The police raid was based on information obtained from their network of informers, who “told the police Bilal was involved in Rehman’s murder. The TTP has said it was not involved. It usually claims responsibility if behind an attack”.
“The bullet shells of a 9 mm pistol used in Rehman’s attack and a 9 mm pistol found on Bilal were sent to the forensics division for a match. The expert who did the match confirmed this and that the record of Bilal’s pistol was also being cross-checked with data of around 9,000 records”, says the ET report.
Even if the TTP has denied responsibility, it is entirely possible that some of their affiliates were involved – instigated perhaps by the land mafia, which includes people from all the political parties.
A Woman in Man’s World
Parveen was not a high-profile person who came much into public view. But she was a woman in a man’s world. A woman who did not don a chaddar or a veil, although she dressed simply and conservatively, with a dupatta always draped over her shoulders completing the shalwar kameez she typically wore. She was a woman who was helping empower an entire community, which included women. There are elements in Pakistani society who do not like that.
In her few interviews Parveen spoke out clearly against the land mafia and the drug mafia, as well as the political parties involved in violence in the city. She was also clear that the violence, while given an ethnic colour, was not due to ethnicity. After her murder, a mutual friend disclosed that the Taliban had in recent months attacked three of her colleagues for their work on school reforms; two were killed and one injured.

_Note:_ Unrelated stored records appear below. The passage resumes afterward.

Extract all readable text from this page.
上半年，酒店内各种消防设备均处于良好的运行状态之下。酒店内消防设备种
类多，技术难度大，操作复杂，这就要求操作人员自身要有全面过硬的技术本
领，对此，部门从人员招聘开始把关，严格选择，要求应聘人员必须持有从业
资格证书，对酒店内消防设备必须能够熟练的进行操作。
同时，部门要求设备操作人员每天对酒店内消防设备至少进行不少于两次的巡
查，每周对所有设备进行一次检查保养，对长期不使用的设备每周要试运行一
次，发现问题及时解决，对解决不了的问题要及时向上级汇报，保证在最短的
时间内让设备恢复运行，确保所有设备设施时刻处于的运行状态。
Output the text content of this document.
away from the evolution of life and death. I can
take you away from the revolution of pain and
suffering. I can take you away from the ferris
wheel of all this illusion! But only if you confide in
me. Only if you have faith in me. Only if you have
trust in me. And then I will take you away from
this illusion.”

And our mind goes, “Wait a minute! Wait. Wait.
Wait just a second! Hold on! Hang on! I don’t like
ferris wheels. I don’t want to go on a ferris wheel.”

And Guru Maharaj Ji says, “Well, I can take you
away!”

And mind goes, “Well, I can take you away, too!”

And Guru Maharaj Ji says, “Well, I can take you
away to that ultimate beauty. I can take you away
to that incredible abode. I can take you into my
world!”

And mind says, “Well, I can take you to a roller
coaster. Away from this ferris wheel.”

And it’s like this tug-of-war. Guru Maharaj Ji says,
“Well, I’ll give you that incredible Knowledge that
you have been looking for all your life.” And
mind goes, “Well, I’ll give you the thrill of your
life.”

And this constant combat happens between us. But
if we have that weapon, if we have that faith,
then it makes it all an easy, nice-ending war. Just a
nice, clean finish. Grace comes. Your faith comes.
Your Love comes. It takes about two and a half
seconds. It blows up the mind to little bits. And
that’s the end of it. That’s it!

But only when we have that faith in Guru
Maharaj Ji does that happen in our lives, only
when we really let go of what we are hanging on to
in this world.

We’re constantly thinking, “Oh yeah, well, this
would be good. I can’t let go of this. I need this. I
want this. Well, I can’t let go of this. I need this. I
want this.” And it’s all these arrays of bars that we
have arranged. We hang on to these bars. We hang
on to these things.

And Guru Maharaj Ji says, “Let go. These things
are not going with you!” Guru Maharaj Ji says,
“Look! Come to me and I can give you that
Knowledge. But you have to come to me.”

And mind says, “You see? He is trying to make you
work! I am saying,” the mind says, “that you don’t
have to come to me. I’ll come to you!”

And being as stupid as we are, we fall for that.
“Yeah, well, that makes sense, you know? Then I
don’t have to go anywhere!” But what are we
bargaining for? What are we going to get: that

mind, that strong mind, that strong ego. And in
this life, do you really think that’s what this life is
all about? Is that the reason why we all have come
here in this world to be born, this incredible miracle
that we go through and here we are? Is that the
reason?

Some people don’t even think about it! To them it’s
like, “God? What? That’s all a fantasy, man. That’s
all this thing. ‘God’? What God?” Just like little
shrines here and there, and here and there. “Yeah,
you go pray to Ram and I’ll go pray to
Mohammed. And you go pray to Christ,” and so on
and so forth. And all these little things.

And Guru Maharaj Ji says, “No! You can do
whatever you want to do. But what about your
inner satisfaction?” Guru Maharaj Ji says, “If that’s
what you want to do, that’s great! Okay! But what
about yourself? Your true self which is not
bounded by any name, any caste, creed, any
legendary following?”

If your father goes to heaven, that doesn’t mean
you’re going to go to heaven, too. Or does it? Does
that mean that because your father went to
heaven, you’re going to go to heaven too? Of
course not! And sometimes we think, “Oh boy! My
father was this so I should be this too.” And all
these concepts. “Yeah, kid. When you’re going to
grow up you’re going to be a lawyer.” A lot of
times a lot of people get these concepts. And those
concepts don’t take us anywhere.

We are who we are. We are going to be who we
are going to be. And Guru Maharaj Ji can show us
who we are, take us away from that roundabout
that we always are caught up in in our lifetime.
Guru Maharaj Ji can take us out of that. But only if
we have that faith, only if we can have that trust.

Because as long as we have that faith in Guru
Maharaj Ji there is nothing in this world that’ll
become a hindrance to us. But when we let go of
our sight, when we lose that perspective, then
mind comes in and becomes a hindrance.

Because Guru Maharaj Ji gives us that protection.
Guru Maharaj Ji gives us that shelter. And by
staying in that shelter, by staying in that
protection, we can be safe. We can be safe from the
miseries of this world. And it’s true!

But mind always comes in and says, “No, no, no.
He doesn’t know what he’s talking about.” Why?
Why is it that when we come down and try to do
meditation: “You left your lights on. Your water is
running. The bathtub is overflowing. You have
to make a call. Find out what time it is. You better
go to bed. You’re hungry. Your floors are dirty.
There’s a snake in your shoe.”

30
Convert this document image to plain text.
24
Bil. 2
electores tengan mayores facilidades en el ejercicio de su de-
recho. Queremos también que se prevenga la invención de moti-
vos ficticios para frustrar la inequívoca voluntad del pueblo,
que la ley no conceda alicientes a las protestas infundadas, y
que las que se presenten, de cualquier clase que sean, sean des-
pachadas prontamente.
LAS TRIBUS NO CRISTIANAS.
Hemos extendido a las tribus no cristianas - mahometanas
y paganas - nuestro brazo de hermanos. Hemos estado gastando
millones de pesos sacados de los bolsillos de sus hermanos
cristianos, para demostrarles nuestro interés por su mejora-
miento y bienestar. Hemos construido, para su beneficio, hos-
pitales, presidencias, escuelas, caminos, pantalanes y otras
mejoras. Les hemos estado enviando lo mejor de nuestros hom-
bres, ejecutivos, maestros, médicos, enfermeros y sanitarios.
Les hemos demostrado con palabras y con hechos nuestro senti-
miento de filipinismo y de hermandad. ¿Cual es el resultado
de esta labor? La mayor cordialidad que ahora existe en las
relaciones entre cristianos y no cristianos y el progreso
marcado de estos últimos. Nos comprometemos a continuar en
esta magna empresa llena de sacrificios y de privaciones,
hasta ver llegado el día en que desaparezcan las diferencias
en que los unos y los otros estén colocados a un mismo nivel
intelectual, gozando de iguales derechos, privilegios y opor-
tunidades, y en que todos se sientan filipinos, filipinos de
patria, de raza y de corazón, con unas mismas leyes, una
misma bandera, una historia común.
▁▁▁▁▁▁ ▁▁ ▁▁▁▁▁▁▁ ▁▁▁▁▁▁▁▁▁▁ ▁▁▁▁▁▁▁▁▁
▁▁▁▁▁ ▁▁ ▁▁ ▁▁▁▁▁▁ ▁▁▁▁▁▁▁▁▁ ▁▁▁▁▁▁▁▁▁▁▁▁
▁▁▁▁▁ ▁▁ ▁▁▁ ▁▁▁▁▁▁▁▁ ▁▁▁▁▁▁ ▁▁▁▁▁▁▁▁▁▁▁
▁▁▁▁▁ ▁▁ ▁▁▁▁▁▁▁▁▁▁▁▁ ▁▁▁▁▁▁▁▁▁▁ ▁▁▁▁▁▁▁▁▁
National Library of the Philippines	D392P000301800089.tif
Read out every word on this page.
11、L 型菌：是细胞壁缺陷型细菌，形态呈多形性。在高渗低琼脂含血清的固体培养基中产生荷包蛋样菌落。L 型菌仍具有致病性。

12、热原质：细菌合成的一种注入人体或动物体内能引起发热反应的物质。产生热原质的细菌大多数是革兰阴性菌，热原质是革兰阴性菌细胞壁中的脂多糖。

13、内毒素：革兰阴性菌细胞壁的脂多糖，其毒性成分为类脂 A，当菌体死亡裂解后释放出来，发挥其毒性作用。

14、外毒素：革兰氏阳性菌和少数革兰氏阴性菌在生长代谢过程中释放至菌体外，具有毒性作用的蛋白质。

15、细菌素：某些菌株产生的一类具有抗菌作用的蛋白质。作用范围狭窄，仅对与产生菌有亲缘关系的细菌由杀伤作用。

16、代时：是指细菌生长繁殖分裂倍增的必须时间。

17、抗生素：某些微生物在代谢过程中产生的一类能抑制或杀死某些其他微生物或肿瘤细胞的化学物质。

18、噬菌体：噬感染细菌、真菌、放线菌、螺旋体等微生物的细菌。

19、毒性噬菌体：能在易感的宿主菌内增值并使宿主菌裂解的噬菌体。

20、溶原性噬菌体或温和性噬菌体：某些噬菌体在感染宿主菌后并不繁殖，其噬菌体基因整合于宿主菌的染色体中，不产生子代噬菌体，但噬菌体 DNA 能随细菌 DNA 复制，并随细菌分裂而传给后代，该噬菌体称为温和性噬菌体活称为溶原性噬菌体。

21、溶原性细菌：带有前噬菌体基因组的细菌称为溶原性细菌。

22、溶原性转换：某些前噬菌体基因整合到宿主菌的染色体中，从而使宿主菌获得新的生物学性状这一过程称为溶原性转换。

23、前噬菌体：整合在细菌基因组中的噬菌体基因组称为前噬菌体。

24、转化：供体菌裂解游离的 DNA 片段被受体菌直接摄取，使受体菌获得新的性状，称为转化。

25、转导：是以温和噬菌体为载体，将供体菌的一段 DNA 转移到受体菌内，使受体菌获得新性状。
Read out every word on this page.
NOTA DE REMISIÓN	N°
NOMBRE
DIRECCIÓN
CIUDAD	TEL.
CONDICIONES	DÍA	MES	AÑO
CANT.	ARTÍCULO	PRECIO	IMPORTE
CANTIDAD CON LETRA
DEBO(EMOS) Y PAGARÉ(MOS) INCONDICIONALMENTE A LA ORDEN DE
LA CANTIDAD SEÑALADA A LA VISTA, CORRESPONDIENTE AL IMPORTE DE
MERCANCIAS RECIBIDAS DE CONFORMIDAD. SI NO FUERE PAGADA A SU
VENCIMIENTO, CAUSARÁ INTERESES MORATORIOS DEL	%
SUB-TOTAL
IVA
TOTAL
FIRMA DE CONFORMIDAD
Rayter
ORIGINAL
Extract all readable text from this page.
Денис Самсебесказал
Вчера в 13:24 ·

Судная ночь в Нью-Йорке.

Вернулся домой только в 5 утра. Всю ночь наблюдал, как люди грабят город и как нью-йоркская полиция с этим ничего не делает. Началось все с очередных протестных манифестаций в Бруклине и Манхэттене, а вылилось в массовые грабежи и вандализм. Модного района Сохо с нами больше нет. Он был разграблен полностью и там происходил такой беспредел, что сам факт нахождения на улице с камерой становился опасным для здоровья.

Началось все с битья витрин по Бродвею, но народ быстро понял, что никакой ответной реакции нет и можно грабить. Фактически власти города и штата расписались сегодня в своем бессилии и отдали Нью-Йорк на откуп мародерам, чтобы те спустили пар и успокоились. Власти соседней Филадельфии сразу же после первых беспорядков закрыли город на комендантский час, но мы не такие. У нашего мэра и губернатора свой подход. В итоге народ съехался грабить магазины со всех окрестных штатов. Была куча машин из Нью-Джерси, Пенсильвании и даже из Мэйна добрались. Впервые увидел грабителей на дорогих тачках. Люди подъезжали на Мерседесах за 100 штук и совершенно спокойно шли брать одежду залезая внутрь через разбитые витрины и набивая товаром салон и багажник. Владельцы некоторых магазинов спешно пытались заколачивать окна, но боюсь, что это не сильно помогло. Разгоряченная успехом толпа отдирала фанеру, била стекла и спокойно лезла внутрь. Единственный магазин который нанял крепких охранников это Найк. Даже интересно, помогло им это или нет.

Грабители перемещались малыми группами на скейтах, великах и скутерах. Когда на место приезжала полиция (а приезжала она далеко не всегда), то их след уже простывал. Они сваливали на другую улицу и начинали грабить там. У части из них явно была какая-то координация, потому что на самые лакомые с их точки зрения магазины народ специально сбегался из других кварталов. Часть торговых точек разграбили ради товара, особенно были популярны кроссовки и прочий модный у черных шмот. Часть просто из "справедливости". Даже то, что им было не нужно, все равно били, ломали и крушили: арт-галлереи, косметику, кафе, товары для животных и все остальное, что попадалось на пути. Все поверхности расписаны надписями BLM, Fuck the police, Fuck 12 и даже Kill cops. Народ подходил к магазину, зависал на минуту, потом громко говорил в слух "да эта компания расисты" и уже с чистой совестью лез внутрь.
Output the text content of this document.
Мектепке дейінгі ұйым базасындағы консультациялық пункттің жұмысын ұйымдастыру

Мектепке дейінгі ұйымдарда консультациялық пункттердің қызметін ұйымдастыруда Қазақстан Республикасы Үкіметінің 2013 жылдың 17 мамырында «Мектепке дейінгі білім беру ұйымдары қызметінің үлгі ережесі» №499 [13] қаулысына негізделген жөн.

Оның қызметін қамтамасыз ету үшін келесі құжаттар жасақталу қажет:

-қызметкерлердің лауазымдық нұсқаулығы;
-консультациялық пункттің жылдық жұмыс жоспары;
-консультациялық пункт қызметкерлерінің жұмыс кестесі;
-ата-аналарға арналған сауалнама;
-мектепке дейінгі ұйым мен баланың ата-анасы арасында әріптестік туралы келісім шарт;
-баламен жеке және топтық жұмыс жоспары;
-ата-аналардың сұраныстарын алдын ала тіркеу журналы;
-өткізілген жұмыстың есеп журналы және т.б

“She never sought the limelight and was rarely interviewed but her work had international recognition – she won the United Nations Habitat Award in 2001. It appears that she was aware of the threats to her life and had been so for years, probably because her work impinged on the activities of assorted land mafias and others who exploited the poor”, commented The News in an editorial:
Thus Pakistan loses another brave, devoted and resourceful person who gave her life freely in the service of the poor. Under her leadership, the OPP had managed to avoid the taint of corruption that dogs the steps of so many NGOs. Within minutes of her murder, tributes were pouring in on various social media networks from not just Pakistan but across the world. But tributes, honour and respect are no shield against a gunman’s bullet. The evil forces that killed Parveen Rehman have free range in this country, ruled as we are by the corrupt at every level who are bent on self-interest rather than the uplift of a population that is mostly poverty-stricken, has inadequate sanitation and poor drinking water supplies – all issues addressed by the OPP and Parveen Rehman. Whoever killed her, whether it was a “banned organisation” or thugs working for land mafias and encroachers, is unlikely ever to be caught, much less punished. The culture of impunity that has grown on the cancer of corruption ensures protection for even those committing the most heinous of crimes. Rest in peace, Parveen Rehman – your country is the poorer for your passing but it will only be the poor and your fellow-workers who will keep your memory alive ).